NYC residents Erica Bain (Foster) and her fiance David are suddenly and brutally attacked by street thugs one evening, falling like the twin towers. David dies, Erica survives.

Frightened and paranoid that anyone could be her next attacker, she buys a gun. Within a short time she's forced to shoot someone in self-defense. This gives her confidence to shoot again when she's menaced by some bullies -- or would-be rapists -- on the subway.

She then begins to practically look for trouble. And finds it with a demented pimp holding a young girl as his captive prostitute. This is both an homage to Foster's role in "Taxi Driver" and an analog to Afghanistan's female-suppressing Taliban regime.

Erica moves on to seek out and kill a vicious criminal who had dodged the justice system. I can't recall the character's name, but "Saddam Hussein" is close enough. There's no doubt he was a bad man but Erica herself continues to descend into amorality ... and she knows it.

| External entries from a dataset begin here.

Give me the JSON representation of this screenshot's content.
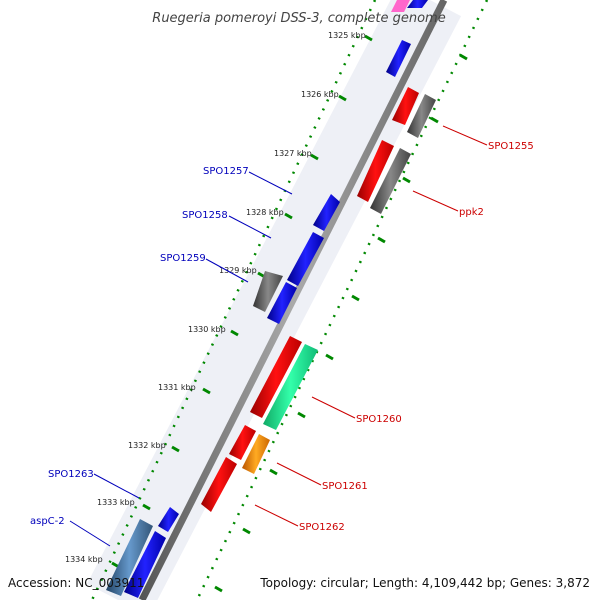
{
  "title": "Ruegeria pomeroyi DSS-3, complete genome",
  "accession": "Accession: NC_003911",
  "topology": "Topology: circular; Length: 4,109,442 bp; Genes: 3,872",
  "ticks": [
    "1325 kbp",
    "1326 kbp",
    "1327 kbp",
    "1328 kbp",
    "1329 kbp",
    "1330 kbp",
    "1331 kbp",
    "1332 kbp",
    "1333 kbp",
    "1334 kbp"
  ],
  "labels": {
    "spo1255": "SPO1255",
    "ppk2": "ppk2",
    "spo1257": "SPO1257",
    "spo1258": "SPO1258",
    "spo1259": "SPO1259",
    "spo1260": "SPO1260",
    "spo1261": "SPO1261",
    "spo1262": "SPO1262",
    "spo1263": "SPO1263",
    "aspc2": "aspC-2"
  },
  "colors": {
    "forward_gene": "#0000ee",
    "reverse_gene": "#ee0000",
    "hypothetical": "#666666",
    "rna": "#22ee99",
    "orange": "#ff8800",
    "steel": "#4477aa",
    "pink": "#ff66cc",
    "backbone": "#888888",
    "tick_dots": "#008800",
    "label_blue": "#0000bb",
    "label_red": "#cc0000"
  }
}
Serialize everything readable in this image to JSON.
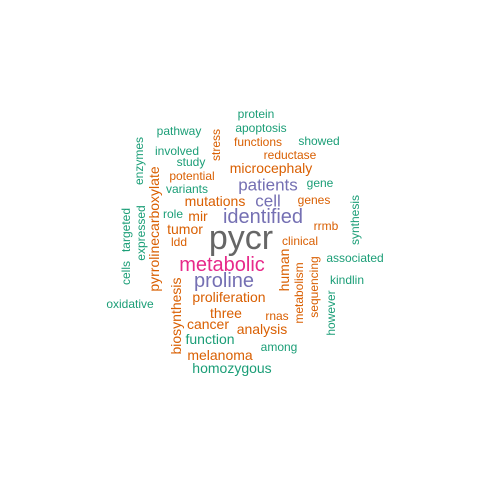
{
  "colors": {
    "green": "#1b9e77",
    "orange": "#d95f02",
    "purple": "#7570b3",
    "magenta": "#e7298a",
    "gray": "#666666"
  },
  "words": {
    "pycr": "pycr",
    "metabolic": "metabolic",
    "proline": "proline",
    "identified": "identified",
    "patients": "patients",
    "cell": "cell",
    "mutations": "mutations",
    "microcephaly": "microcephaly",
    "protein": "protein",
    "apoptosis": "apoptosis",
    "pathway": "pathway",
    "functions": "functions",
    "showed": "showed",
    "involved": "involved",
    "reductase": "reductase",
    "study": "study",
    "stress": "stress",
    "enzymes": "enzymes",
    "potential": "potential",
    "gene": "gene",
    "variants": "variants",
    "genes": "genes",
    "role": "role",
    "mir": "mir",
    "rrmb": "rrmb",
    "tumor": "tumor",
    "clinical": "clinical",
    "ldd": "ldd",
    "human": "human",
    "synthesis": "synthesis",
    "associated": "associated",
    "targeted": "targeted",
    "expressed": "expressed",
    "pyrrolinecarboxylate": "pyrrolinecarboxylate",
    "cells": "cells",
    "kindlin": "kindlin",
    "metabolism": "metabolism",
    "sequencing": "sequencing",
    "proliferation": "proliferation",
    "oxidative": "oxidative",
    "however": "however",
    "three": "three",
    "rnas": "rnas",
    "cancer": "cancer",
    "analysis": "analysis",
    "biosynthesis": "biosynthesis",
    "function": "function",
    "among": "among",
    "melanoma": "melanoma",
    "homozygous": "homozygous"
  }
}
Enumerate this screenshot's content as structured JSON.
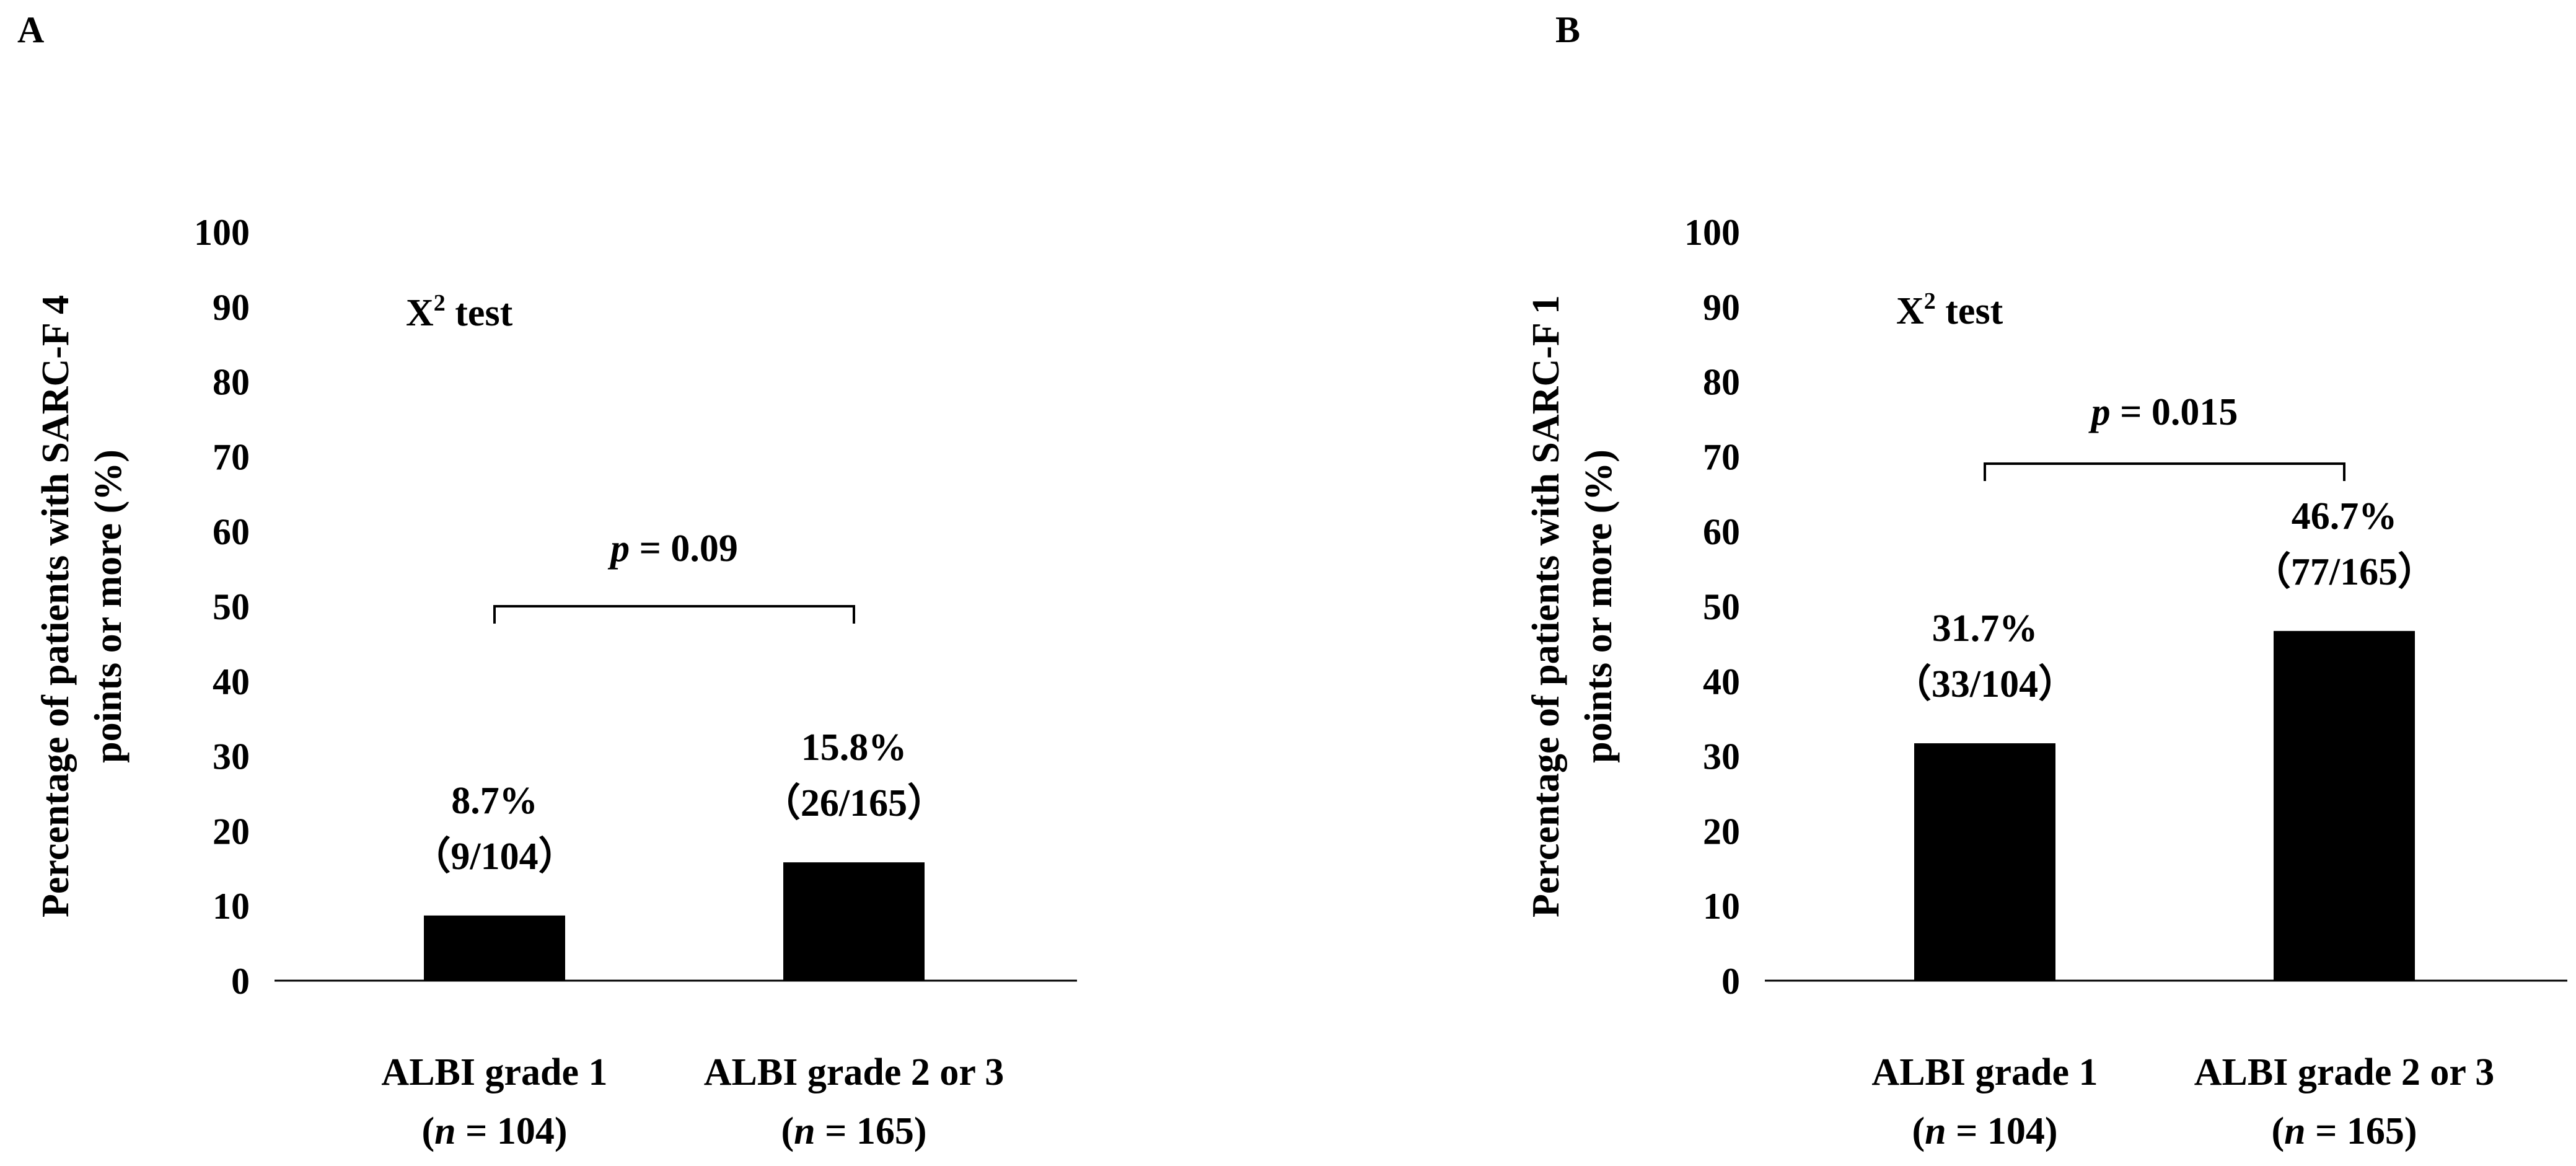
{
  "panels": [
    {
      "letter": "A",
      "ylabel_line1": "Percentage of patients with SARC-F 4",
      "ylabel_line2": "points or more (%)",
      "test_label": "X",
      "test_label_sup": "2",
      "test_label_rest": " test",
      "p_label": "p",
      "p_value": " = 0.09"
    },
    {
      "letter": "B",
      "ylabel_line1": "Percentage of patients with SARC-F 1",
      "ylabel_line2": "points or more (%)",
      "test_label": "X",
      "test_label_sup": "2",
      "test_label_rest": " test",
      "p_label": "p",
      "p_value": " = 0.015"
    }
  ],
  "chart_data": [
    {
      "type": "bar",
      "panel": "A",
      "categories": [
        "ALBI grade 1",
        "ALBI grade 2 or 3"
      ],
      "category_n": [
        "(n = 104)",
        "(n = 165)"
      ],
      "values": [
        8.7,
        15.8
      ],
      "bar_labels": [
        "8.7%",
        "15.8%"
      ],
      "bar_fractions": [
        "（9/104）",
        "（26/165）"
      ],
      "ylabel": "Percentage of patients with SARC-F 4 points or more (%)",
      "ylim": [
        0,
        100
      ],
      "yticks": [
        0,
        10,
        20,
        30,
        40,
        50,
        60,
        70,
        80,
        90,
        100
      ],
      "grid": false,
      "bar_color": "#000000"
    },
    {
      "type": "bar",
      "panel": "B",
      "categories": [
        "ALBI grade 1",
        "ALBI grade 2 or 3"
      ],
      "category_n": [
        "(n = 104)",
        "(n = 165)"
      ],
      "values": [
        31.7,
        46.7
      ],
      "bar_labels": [
        "31.7%",
        "46.7%"
      ],
      "bar_fractions": [
        "（33/104）",
        "（77/165）"
      ],
      "ylabel": "Percentage of patients with SARC-F 1 points or more (%)",
      "ylim": [
        0,
        100
      ],
      "yticks": [
        0,
        10,
        20,
        30,
        40,
        50,
        60,
        70,
        80,
        90,
        100
      ],
      "grid": false,
      "bar_color": "#000000"
    }
  ]
}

The story of revenge run amok arcs to a conclusion as Erica finds and kills her original assailants. Only then can she walk through the dark tunnel where she was attacked, emerging on the other side at last.

Throughout the story themes and images of alienation and estrangement are in play. As a stand-in for America, Erica's transformation parallels our own as we trade our trusting nature for fear, our peacefulness for war, our freedoms for elements of a police state. Erica seems unable to stop her decline (if that's what it is) until her personal al Queda -- the three killers -- are dead.

"The Brave One" subtly and bravely challenges us to think about the costs of vengeance and how tenuous security can be.